Juan Lopez Grijalva, 62, is a former head of the Honduran secret police and a former army chief of staff who was a key member of an Army unit identified by human-rights groups as a death squad. He went underground shortly before a judge in the city of Choluteca ordered his arrest in 1996 on charges of killing two suspected leftists in 1982. Honduran human rights groups say Lopez Grijalva subsequently moved to Miami, where he helped the Honduran armed forces to acquire weapons and equipment.

Sources tell NEWSWEEK that Lopez Grijalva subsequently applied to the U.S. State Department for temporary protected status (TPS), a special immigration category that is usually reserved for foreign nationals already living on American soil whose countries have been hard hit by acts of God like earthquakes and typhoons. The State Department extended TPS to citizens of Honduras who were living in the U.S. in July 1999 after Hurricane Mitch devastated large portions of the central American nation’s Caribbean coast.

Lopez Grijalva was reportedly granted TPS by U.S. officials despite the existence of the arrest warrant that was issued against him by Judge Celino Aristides Martinez on June 26, 1996, in connection with the murders of Honduran Adan Aviles and Nicaraguan Amado Espinoza. The victims were arrested on July 12, 1982 by Honduran army soldiers during an anti-leftist campaign that was being waged by the government of the day in Tegucigalpa. Their bodies turned up five days later in a vacant lot in the southern Honduran city of Choluteca.

It remains unclear whether the State Department was aware of the arrest warrant’s existence at the time that Lopez Grijalva was granted TPS. The warrant was later annulled by a Honduran judge for unspecified reasons last November.
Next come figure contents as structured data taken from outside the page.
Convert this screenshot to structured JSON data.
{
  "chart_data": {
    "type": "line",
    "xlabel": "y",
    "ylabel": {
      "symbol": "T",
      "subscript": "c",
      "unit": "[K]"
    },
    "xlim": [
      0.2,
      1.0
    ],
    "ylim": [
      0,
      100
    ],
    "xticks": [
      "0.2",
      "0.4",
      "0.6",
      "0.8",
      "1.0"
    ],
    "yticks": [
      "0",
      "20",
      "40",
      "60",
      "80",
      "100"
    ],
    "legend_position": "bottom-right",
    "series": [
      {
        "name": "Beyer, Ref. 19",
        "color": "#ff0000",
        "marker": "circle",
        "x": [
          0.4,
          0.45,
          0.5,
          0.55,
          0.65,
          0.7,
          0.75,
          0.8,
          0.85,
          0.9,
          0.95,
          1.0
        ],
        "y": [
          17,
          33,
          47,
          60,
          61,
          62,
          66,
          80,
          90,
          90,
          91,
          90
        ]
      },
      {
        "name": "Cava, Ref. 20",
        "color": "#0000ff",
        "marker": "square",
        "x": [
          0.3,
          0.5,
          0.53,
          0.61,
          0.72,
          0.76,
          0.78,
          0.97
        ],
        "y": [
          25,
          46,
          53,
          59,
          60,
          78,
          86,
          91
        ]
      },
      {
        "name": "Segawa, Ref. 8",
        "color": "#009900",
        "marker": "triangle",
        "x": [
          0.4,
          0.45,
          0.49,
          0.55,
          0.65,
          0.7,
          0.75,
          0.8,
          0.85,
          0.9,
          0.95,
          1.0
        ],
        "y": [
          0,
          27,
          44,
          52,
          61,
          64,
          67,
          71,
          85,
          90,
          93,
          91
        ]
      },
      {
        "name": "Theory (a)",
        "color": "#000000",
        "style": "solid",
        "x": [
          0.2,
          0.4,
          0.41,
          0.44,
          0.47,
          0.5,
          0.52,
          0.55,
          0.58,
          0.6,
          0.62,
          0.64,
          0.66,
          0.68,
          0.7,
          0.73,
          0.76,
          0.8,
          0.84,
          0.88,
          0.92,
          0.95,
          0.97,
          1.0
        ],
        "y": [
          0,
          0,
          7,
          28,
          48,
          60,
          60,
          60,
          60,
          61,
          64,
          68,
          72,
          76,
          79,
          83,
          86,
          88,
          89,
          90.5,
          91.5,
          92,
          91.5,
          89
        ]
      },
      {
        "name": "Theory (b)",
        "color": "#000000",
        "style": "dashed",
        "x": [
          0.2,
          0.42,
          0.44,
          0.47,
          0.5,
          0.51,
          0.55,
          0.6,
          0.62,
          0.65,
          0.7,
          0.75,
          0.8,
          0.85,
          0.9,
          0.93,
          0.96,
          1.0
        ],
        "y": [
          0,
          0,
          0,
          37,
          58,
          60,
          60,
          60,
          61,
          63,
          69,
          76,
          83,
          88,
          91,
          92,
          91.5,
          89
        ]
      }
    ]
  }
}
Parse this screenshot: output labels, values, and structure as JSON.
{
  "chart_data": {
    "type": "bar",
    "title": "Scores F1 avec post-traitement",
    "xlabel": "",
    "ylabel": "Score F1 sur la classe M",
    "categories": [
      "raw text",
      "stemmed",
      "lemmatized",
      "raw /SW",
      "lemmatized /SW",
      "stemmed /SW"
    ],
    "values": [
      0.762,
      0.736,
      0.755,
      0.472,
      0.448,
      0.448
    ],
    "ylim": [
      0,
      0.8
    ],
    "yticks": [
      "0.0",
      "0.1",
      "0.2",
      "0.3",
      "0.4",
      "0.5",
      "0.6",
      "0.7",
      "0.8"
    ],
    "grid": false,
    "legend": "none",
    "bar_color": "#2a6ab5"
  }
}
Lopez Grijalva would have remained out of the spotlight were it not for the unstinting efforts of retired State Department official Richard Krieger. A longtime Nazi-hunter and former specialist in U.S. refugee policy who left government service in 1993, the 67-year-old Krieger has set up his own non-profit group called International Education Missions to lobby for the deportation of modern-era war criminals, torturers and other human rights abusers who are living on American soil. Working out of the cluttered den of his home in the south Florida suburban community of Boynton Beach, Krieger has assembled a list of about 800 suspected foreign-born persecutors who are now believed to be hiding out in America.

They come from all over the world-including Latin America, Africa and the Caribbean-and among the individuals who recently came to Krieger’s attention was Juan Evangelista Lopez Grijalva. Krieger received a tip about the former army officer’s presence in Miami from Honduran human rights activists earlier this year, and he duly passed on the information to officials assigned to the Florida district office of the U.S. Immigration and Naturalization Service (INS).

Krieger played an instrumental role in the recent decision of the State Department to revoke the diplomatic visa of one of Lopez Grijalva’s old army buddies, a retired Honduran general named Luis Alonso Discua. Discua commanded and helped organize a CIA-trained death squad called Battalion 316 that has been blamed for the disappearance of at least 184 suspected leftists in the early 1980s. Lopez Grijalva was an active member of Battalion 316.

Discua-who has never been charged with a crime-lost his visa after Krieger provided U.S. officials with evidence that he was no longer serving any diplomatic function for the Honduran government and was therefore violating the terms of his residence status. In Lopez Grijalva’s case, however, Krieger says that INS officials have concluded they “cannot touch” the onetime fugitive from Honduran justice for now because he is a legal resident of the United States under the TPS provision. “Lopez Grijalva is among the leading violators of human rights in Honduras,” says Berta Oliva de Nativi, the president of the Honduran Committee of Relatives of the Detained and Disappeared and a widow of one of the first victims of Battalion 316’s anti-leftist operations. “And to this day, none of those violators has ever been brought to justice.”

INS spokeswoman Patricia Mancha said earlier this week that Lopez Grijalva is “legally” residing in the United States. But she declined to confirm or deny reports that Lopez Grijalva had applied for and been granted TPS, citing privacy concerns. Mancha also declined to state whether Lopez Grijalva had entered the U.S. legally or illegally. Looking for Bad Guys: Richard Krieger hunts foreign thugs hiding in this country. And he’s on a winning streak

NEWSWEEK attempted to contact Lopez Grijalva at his west Miami condominium earlier this week but was told by a young Honduran man living at the address that the occupant of that dwelling was an elderly Honduran man who goes by a different-but similar-surname.